The transgendered are the favored class du jour. Tomorrow—I’m sorry to tell them—it will be someone else.
In the meantime though, Blackburn’s query is “The Freeport Question of Our Time,” Steve Hayward writes at Power Line:
The “Freeport Question” refers to Abraham Lincoln’s devastating question posed to Stephen Douglas in his second debate against Douglas on August 27, 1858, held in Freeport, Illinois. The question was seemingly simple: “Can the people of a Territory in any lawful way, against the wishes of any citizen of the United States, exclude slavery from their limits prior to the formation of a State constitution?”

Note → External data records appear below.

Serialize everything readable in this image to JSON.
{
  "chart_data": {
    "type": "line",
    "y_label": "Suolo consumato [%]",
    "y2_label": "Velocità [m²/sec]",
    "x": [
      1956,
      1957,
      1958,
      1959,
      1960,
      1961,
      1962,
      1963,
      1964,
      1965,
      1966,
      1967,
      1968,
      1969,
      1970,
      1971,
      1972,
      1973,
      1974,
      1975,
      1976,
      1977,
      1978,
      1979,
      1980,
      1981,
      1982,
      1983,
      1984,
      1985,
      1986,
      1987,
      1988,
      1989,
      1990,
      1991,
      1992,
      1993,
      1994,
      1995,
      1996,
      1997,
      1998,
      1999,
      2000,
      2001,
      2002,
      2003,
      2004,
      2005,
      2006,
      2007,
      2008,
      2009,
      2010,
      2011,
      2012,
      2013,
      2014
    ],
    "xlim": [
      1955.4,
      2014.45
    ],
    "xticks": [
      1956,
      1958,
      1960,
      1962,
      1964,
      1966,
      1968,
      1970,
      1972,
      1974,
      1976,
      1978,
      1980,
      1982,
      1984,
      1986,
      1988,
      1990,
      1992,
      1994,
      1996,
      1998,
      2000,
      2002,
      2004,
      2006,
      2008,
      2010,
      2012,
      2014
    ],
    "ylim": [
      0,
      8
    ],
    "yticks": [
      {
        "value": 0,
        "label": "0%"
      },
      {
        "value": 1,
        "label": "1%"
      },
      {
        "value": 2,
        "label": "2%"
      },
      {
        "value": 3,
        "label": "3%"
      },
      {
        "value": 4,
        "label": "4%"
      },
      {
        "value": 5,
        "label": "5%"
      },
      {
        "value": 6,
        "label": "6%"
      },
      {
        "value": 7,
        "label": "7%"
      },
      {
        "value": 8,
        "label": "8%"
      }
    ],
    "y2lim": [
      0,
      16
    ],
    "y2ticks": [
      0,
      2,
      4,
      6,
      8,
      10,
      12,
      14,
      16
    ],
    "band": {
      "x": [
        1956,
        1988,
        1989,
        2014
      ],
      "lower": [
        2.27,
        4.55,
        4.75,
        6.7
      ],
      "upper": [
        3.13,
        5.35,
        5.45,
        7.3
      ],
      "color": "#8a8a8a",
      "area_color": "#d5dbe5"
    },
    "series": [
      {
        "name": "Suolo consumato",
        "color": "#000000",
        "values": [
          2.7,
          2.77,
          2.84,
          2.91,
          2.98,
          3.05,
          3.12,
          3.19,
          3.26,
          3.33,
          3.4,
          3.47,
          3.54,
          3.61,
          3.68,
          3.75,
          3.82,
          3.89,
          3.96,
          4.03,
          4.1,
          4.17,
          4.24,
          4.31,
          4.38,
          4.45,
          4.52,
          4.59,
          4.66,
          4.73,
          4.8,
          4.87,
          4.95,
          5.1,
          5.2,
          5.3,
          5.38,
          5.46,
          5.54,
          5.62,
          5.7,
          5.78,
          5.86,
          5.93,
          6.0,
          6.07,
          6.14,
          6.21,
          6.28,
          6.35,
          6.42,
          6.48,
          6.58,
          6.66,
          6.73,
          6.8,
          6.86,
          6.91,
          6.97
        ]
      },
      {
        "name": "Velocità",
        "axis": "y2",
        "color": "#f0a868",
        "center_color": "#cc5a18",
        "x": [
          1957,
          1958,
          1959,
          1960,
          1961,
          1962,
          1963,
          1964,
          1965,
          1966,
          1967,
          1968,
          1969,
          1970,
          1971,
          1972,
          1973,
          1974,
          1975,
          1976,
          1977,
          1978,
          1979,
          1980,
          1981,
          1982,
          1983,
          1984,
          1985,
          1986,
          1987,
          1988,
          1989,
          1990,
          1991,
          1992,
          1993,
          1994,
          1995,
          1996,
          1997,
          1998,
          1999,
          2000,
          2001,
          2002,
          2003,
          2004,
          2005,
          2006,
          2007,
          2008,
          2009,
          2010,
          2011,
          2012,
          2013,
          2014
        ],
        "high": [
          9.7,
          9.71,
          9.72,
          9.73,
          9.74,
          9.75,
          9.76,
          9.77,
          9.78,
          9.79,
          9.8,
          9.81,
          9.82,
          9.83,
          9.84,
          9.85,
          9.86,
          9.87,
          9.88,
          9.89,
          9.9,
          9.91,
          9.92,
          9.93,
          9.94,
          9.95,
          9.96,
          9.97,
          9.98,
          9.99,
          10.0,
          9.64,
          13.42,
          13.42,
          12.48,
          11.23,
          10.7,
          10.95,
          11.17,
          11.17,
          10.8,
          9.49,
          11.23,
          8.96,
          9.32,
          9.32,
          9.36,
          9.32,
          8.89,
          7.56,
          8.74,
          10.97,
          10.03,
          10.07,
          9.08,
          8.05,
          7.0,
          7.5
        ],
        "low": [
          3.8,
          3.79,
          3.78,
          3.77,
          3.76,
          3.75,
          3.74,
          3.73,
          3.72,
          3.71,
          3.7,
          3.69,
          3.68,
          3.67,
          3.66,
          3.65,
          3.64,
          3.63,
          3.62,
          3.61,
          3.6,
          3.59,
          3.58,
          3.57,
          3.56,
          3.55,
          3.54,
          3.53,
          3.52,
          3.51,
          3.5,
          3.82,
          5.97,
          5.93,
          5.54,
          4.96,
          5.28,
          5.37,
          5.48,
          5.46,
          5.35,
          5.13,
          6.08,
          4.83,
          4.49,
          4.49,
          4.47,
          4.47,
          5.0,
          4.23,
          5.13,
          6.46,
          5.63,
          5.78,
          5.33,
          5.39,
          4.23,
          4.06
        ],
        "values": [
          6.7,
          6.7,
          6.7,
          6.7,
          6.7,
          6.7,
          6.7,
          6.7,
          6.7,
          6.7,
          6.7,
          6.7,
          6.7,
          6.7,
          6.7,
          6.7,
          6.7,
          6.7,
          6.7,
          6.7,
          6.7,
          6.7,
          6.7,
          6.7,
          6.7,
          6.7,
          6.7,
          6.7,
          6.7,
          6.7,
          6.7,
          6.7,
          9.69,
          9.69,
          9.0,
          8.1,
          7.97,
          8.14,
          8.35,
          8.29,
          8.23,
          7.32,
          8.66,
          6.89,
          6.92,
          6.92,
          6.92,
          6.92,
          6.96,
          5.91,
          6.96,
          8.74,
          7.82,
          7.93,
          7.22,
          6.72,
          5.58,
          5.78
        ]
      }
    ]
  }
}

Douglas’s answer split the Democratic Party in half, and helped to assure Lincoln’s victory in the 1860 presidential election. Douglas’s answer was Yes, a territory could exclude slavery prior to applying for statehood if the residents of the territory so chose. But the Democratic Party’s southern slave interest was demanding a federal “slave code” that would permit them to take slaves to any territory as a matter of federal legal right (a prospect made more possible by the lamentable Dred Scott decision), no matter what a majority of the residents thought. As such, Douglas’s answer was unacceptable, and so was his candidacy in 1860, which is why the Democratic Party split in half in the summer of 1860 and ran two tickets in the November election.
Today’s Freeport Question—the question that has the potential to split the Democratic Party off from a majority of voters—is: what is a woman?